The first method of carrying this out (FIGS. 8 and 9) is to tie the top end of the cord to an eye 49, which may for convenience be double in the form of a FIG. 8, of such a size as to pass into the hollow top shaft when the shaft is disassembled. The head of the top shaft has on its top a cylindrical rim 50 bordering the central hole in the shaft. In this rim is a slot 51. When the stick is assembled, the cord can be pulled so that the eye is hooked into the slot (FIG. 9). This holds the joints moderately rigid. Their rigidity is increased by rotating the head of the top shaft which is free to rotate on the shaft, but is captive by a grub-screw 52 which engages with a buttress thread on the fixed part of the top shaft. Rotating the head increases the distance between the two anchorages of the cord, and so puts it strongly in tension.

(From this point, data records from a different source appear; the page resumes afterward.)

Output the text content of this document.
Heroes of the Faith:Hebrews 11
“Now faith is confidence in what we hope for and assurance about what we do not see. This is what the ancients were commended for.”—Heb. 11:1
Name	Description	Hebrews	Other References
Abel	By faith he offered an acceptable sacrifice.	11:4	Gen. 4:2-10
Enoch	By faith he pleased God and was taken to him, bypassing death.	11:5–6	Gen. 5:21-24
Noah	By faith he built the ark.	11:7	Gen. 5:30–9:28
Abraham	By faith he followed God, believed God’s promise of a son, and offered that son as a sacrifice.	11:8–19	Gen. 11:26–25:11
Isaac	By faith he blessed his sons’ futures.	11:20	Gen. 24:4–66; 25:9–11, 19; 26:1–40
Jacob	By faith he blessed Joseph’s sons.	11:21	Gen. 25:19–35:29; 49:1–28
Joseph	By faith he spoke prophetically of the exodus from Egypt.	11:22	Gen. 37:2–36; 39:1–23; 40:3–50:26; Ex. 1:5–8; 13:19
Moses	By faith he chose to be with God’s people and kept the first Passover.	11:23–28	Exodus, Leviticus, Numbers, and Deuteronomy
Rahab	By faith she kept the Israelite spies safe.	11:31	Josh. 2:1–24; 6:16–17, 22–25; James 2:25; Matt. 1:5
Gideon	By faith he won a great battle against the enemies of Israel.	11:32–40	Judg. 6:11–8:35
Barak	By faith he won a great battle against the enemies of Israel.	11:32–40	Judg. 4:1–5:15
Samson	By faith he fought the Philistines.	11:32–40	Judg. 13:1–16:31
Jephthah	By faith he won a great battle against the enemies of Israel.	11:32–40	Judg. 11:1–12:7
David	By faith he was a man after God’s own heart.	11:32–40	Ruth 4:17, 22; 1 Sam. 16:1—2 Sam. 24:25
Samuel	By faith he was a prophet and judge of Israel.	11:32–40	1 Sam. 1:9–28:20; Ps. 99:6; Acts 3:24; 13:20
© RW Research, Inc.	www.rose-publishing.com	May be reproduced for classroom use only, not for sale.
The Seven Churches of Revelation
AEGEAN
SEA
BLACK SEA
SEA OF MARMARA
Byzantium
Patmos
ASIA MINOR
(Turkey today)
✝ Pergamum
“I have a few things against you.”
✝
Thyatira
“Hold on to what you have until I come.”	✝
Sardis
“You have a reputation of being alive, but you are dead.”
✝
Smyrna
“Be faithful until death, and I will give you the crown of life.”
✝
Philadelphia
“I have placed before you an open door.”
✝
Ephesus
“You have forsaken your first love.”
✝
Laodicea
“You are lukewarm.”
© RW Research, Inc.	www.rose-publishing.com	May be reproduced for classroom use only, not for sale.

In the second method of applying tension (FIG. 10) a loop 27 is formed at the end of the cord and through this cord a pin 9 is passed. The pin passes through a bolt 11 within the bore of the upper part of the shaft. The lower end of the bolt is hollow. The outer end of the pin passes through a slot 54 in handle 17 parallel to the axis of the shaft, and has a knurled head within the general region of the grip of the stick. The cord is put into tension by sliding the pin 9 up the slot 54.
The bolt within the shaft has within its tip a tapered or other entering part 55, below which is a coarse thread 56. At the end of the shaft is a captive knurled head 13, rotatable and internally threaded 12 to match the thread on the bolt. When the pin is slid up the slot the bolt enters the knurled head and the threads are engaged by rotating the head.
The third method of applying tension to the cord is simpler (FIGS. 11 and 12). The top of the cord 1 is looped over a pin 33 in the end of a bolt 31 which can pass within the top of the shaft. Pivotted to this is a tensioning key 30 which may be of metal or suitable plastic. It is about 11/4 inches long, three-eighths of an inch wide and one-eighth of an inch thick. Its corners and edges are radiused to prevent sticking. At one end is a hole through which passes an eye 35 by which an upper loop of cord 19 is connected. At the other end is a slot 57 extending approximately half the length of the key and having a width to take a pin 34 passing through the bolt 31. At the inner end this slot is opened up so as to provide two locating places. When the stick is disassembled (FIG. 12) the bolt rests on a stop 32 within the tube and the key lies above it. Above the key and attached to it is loop 19 which is accessible through a hole in the cap of the shaft. To tension the cord the loop is pulled up until the key is wholly clear of the hole in the shaft. The key is then turned over till it lies transverse to the shaft with the pin connecting the bolt in one of the two locating slots. The key lies across the head of the tube (FIG. 11). There can be an adjustment of tension if the key rests on two diametrically opposed ramps 29 each having a locating groove in the top.
The various parts are constructed according to well-known means so that the parts that are captive in use can be stripped for overhaul.
The stick is fitted with an over-sized pocket clip 21 (FIG. 13) which can be hooked onto clothing to `park` the assembled stick in order to free both hands.
Attached to an eye on the cord in the first and third methods and near the top of the stick in the second method, is a loop of elastic cord 19 (it may be made, for example, from solid rubber 3mm in diameter) which serves several purposes. It can be hung over the wrist, it can be hung on a hook, and finally, when the stick is dis-assembled and the parts are folded together the loop can be wrapped round them and hooked over the bundle of shafts. In the first and third methods, this cord carries a second eye which is too big to pass into the hollow shaft.